Dat mag niet van Europa. Lidstaten met een groot begrotingstekort en grote schulden, zoals België, moeten het begrotingstekort in een periode van 4 tot 7 jaar juist terugbrengen naar 3 procent. Als de schuldgraad hoger ligt dan 90 procent van het bbp, zoals in België, moeten lidstaten die schuldgraad jaarlijks met gemiddeld 1 procentpunt verlagen. Niet alleen Europa, ook de financiële markten waar België gaat lenen kijken naar de overheidsfinanciën, en als die niet verbeteren, zullen ze de rente waartegen we kunnen lenen optrekken. Dat betekent nog meer overheidsuitgaven.

Factuur

Het is dus van belang om niet alleen te kijken naar de toename van de koopkracht die de partijen beloven, maar ook naar het overheidstekort. Hieronder in tabelvorm de koopkrachtstijging die elke partij voorstaat, maar ook wat dat betekent voor het overheidstekort in 2029. We rangschikken de partijen volgens de grootte van de koopkrachtstijging.

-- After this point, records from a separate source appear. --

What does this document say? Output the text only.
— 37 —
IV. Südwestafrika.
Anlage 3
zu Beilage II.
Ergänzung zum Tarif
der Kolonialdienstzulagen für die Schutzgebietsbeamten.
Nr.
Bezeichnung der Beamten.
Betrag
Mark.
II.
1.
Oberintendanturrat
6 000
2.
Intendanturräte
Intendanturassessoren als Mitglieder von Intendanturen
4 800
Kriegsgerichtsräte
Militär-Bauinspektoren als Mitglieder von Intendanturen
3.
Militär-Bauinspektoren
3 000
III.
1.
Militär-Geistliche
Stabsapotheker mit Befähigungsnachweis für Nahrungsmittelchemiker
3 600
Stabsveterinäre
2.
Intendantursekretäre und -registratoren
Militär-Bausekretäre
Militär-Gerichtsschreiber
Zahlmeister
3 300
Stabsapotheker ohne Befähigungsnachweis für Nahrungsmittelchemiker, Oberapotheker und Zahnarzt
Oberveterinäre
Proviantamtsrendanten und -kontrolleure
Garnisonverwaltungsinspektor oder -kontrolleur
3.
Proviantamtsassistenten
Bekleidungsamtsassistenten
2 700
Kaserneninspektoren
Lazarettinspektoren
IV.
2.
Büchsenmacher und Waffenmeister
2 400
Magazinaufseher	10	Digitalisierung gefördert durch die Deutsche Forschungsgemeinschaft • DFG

Merk op dat er maar twee partijen zijn waarbij het overheidstekort substantieel verbetert, ook al is het nog niet voldoende om de Europese norm van 3 procent te halen: de N-VA komt uit op 3,6 procent, de PS op 4,5 procent. Bij hen gaat ook de koopkracht er het minst op vooruit, namelijk 5,6 procent voor de N-VA en 4,3 procent voor de PS – inderdaad, de PS belooft de kleinste algemene koopkrachtstijging. Maar toch nog altijd een stijging.

Uit dit overzicht blijkt dat de partijen die u de grootste koopkrachtstijging beloven, ook zorgen voor de diepste putten in de overheidsfinanciën. En die moeten ooit op de een of andere manier worden gedempt, met meer belastingen en/of via besparingen. Die maatregelen zullen weer koopkracht kosten. Alle partijen volgen vandaag dus een cadeaupolitiek en beloven maatregelen die uw koopkracht boven op de inflatie nog zullen doen stijgen. De ene partij toont zich daarbij al een gullere sinterklaas dan de andere. De factuur volgt later.